The funniest white girl of the night was Angela Miller, who has opened for the likes of Margaret Cho. Even though she has lost over sixty pounds, she still claims to be the fat girl in the mix, where now I would consider her more as a curvy vixen blond. She admitted that her nerves were getting the best of her that night but she “always gets nervous before she hits the stage”. She was profusely sweating and kept wiping her brow while using self-deprecating humor to put me at ease during our one on one interview. I can attest that you cannot resist laughing
Later in Miller’s set she shared that she doubled as the Kool Aid character while wearing a bright red smiling muumuu. Her inspirations are the comics of the 80s: John Candy, Richard Pryor and such and believes her life is reality show. Miller noted that she kept having these crazy incidents happen and folks always told her that she was funny. One night on a ride home, she saw a sign for open mic at a dive bar and the rest is history. Her timing is amazing and what makes her even more enjoyable is that she is not afraid to be vulnerable and laugh at herself. As to her long-term goals she hopes to be a talk show host and get a chance to interact with her comedic heroes Ellen Degeneres and Steve Martin. What might she ask them? Well her comments might be too naughty to print but it seems like a fun request.
The resident Asian for that night was Steven Knows. He hails from the cubical corporate world until he took a stab at being a comedian. This was also an item from his bucket list and after being on stage he discovered, “hey I’m funny!” When asked what else was on Knows’ bucket list, It was to date an African-American girl. He wants to go out with one, but has trouble being cool enough to garner their affections. “Maybe tonight is the night”, chuckles Knows.
If anyone gets the godfather treatment it is Bo Micadelic, this stout Mr. Clean shiny head hails from New York. How he got into the funny business came about from his days working a series of regular blue-collar jobs. Jokes would break the ice and make the time go by faster. On stage, Bo is not afraid to tackle the subtleties of going through a divorce, fitting into the south, and making shock statements. He has been hailed as the mentor to the dynamic Jew and black duo and his mastery of his crafts proves it.
The night was a packed house, a tribute to the hustle of these two guys.

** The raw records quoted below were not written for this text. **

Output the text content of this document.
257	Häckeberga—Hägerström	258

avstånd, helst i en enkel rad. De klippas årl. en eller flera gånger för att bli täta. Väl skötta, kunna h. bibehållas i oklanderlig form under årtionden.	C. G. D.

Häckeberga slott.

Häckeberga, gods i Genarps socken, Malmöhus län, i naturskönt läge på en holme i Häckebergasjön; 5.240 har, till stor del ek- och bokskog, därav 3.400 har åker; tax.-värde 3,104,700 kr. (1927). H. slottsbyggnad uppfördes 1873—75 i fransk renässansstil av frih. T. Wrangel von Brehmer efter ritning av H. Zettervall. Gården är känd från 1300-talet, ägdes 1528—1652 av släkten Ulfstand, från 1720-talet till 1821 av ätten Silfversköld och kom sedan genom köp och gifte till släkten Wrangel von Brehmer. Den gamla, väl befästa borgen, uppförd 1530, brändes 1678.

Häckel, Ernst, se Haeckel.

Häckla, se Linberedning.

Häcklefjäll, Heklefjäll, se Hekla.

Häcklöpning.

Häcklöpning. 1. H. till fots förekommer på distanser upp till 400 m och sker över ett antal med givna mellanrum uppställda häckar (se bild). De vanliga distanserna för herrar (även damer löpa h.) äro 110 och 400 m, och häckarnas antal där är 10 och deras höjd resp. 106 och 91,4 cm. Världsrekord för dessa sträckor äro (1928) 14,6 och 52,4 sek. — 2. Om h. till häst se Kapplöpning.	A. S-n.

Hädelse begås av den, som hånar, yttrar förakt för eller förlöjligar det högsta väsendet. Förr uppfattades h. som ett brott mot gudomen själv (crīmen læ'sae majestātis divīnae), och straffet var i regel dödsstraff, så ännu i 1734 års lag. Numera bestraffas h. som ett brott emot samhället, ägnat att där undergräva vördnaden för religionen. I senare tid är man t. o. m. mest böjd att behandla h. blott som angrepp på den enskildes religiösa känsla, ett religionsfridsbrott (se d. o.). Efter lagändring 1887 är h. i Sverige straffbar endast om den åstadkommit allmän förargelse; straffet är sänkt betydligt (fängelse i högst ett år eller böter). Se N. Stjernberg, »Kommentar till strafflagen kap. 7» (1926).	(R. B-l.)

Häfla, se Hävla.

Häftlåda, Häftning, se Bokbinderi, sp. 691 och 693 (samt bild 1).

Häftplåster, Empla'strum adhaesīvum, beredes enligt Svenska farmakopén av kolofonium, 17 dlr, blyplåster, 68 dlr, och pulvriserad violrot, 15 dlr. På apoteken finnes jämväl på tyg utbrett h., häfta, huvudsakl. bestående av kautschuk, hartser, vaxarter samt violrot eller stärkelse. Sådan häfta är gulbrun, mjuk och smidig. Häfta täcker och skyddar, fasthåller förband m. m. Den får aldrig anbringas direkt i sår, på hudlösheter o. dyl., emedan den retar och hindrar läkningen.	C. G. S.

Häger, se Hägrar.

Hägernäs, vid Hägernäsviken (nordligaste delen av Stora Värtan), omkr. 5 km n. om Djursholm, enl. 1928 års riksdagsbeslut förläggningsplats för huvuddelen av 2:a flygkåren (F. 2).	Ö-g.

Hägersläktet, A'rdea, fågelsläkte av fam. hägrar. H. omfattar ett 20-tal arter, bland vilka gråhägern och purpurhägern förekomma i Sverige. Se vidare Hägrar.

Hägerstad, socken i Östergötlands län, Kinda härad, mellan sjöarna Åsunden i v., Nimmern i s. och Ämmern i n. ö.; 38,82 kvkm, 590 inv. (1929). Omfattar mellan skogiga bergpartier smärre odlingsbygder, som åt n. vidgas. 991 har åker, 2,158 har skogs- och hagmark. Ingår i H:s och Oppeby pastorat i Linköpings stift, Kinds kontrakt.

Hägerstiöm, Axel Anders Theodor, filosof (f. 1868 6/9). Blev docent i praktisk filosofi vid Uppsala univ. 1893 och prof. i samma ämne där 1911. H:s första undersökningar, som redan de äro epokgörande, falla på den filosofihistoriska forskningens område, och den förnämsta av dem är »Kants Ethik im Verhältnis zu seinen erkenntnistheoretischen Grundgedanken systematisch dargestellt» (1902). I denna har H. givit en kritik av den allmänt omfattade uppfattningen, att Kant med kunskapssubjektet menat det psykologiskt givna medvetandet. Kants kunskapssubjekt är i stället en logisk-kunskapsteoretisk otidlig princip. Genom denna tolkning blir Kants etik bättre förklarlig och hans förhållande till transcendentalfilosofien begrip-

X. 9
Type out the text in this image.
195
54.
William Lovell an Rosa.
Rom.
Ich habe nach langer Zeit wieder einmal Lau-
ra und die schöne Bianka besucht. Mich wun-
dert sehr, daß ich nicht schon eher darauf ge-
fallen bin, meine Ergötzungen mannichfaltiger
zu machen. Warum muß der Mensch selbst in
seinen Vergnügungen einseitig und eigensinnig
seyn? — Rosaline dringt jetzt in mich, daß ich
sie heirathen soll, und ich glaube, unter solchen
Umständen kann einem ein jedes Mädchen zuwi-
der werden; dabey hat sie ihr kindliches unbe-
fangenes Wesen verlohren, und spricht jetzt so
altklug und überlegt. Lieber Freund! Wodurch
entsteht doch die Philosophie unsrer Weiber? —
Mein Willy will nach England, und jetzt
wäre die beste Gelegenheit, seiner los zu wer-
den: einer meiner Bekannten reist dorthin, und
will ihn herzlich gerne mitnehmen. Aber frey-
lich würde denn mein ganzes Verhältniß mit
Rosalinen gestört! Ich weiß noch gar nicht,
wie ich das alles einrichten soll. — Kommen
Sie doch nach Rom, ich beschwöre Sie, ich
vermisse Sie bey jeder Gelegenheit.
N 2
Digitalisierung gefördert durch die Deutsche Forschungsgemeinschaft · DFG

Rosen summed it best as he shared what makes something funny, “A shock, an unexpected twist, but overall it is a social mechanism to ease the tension of our differences and daily obstacles and realize we are more alike than not”.
Give it up to this old school comedy duo, they are trailblazers in a soon to be colorless world. President Obama is not the only one that is breaking the color barrier, Rosen and Stylez are kickin’ it up a notch on the street and surely are making their audiences realize that life is and adventure, so why not smile along the way?